Il Wunderkind di Vienna
Chi è e che piani ha Sebastian Kurz, che a trent’anni appena ha fatto cadere il governo austriaco e ora vuole candidarsi ispirandosi a Macron e Rutte, contro i populisti
Bruxelles. L’Austria si avvia a elezioni anticipate, dopo che il suo ministro degli Esteri, Sebastian Kurz, ha scelto di mettere fine alla Grande coalizione con i socialdemocratici come primo atto dopo la sua elezione alla testa del Partito popolare austriaco. “Incontrerò il cancelliere, Christian Kern, e il presidente, Alexander Van der Bellen, e avanzerò un suggerimento. Dal mio punto di vista il primo passo deve essere arrivare a una decisione comune in favore di elezioni anticipate”, ha detto Kurz, non appena ricevuto il sostegno unanime dell’Övp per prendere la testa del partito dopo le dimissioni del vicecancelliere Reinhold Mitterlehner. Ad appena 30 anni, diventato il “Wunderkind” della politica austriaca, Kurz ha fretta. Fretta di rilanciare le sorti del suo partito conservatore, logorato da anni di grande coalizione con i socialdemocratici della Spö. Fretta di mettersi alle spalle la vecchia classe dirigente, accusata di non essere più al passo dei tempi e dell’opinione pubblica sempre più attratta dall’estrema destra populista della Fpö. Fretta di diventare cancelliere per entrare nel gotha della politica europea, dove la sua carriera è stata seguita con sentimenti contraddittori di entusiasmo e apprensione.
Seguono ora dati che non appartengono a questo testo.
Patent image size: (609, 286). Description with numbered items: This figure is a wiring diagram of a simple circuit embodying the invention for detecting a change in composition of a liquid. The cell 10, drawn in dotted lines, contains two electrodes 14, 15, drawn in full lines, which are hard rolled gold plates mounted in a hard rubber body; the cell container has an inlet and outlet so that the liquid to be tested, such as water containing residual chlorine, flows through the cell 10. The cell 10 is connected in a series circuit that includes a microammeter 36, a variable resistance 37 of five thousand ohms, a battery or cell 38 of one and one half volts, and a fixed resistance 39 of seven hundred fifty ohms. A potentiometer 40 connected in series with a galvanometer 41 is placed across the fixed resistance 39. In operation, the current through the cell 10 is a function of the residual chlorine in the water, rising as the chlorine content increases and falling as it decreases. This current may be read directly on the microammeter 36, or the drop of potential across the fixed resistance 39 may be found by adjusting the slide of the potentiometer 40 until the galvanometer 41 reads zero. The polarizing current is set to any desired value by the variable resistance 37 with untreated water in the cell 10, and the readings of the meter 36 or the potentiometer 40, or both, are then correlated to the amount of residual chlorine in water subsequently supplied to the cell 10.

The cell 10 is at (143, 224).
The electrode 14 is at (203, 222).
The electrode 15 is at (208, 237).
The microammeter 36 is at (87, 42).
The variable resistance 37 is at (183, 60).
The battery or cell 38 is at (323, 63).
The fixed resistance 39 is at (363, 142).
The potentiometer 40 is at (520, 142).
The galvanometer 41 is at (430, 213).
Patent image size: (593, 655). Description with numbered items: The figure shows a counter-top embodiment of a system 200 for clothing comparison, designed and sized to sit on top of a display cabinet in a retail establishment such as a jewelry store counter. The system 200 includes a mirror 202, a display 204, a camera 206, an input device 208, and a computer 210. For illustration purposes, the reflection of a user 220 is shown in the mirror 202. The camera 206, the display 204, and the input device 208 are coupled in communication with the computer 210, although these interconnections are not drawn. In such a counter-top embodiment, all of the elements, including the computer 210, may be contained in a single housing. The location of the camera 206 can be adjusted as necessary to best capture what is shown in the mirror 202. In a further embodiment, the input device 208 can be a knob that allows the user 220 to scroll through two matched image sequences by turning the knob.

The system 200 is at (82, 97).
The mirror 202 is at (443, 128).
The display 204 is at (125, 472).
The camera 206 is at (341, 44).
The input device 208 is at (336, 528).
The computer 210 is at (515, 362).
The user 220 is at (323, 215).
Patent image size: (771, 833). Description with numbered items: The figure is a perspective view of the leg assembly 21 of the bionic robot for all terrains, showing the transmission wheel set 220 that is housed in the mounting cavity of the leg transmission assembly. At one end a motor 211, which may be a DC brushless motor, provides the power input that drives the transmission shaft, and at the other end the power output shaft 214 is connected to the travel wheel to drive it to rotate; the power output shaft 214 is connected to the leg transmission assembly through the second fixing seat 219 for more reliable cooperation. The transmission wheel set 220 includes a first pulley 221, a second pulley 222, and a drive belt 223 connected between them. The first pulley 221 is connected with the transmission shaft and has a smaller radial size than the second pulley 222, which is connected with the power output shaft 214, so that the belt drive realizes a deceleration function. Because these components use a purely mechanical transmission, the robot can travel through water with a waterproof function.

Per vincere le elezioni che dovrebbero tenersi in autunno, Kurz intende ispirarsi da altre due stelle del firmamento europeo: Emmanuel Macron e Mark Rutte. Il neo presidente francese è l’uomo del rinnovamento della politica e del superamento della frattura tradizionale destra-sinistra, che Kurz sta cercando di imporre alla sua Övp. Il primo ministro olandese è il leader del “populismo giusto” con cui si può battere il “populismo sbagliato” che rischia di prendere il potere a Vienna, giocando la carta della retorica e della politica dura su islam, identità e immigrazione. La scommessa di Kurz apre un nuovo periodo di incertezza e instabilità al cuore dell’Europa. Una sua affermazione netta potrebbe sbarrare la strada alla Fpö, infliggendo una nuova sconfitta ai populisti anti europei dopo le elezioni in Olanda, le presidenziali in Francia e le regionali in Germania. Ma l’esito potrebbe anche essere quello opposto, con gli eredi di Joerg Haider di nuovo al governo a Vienna.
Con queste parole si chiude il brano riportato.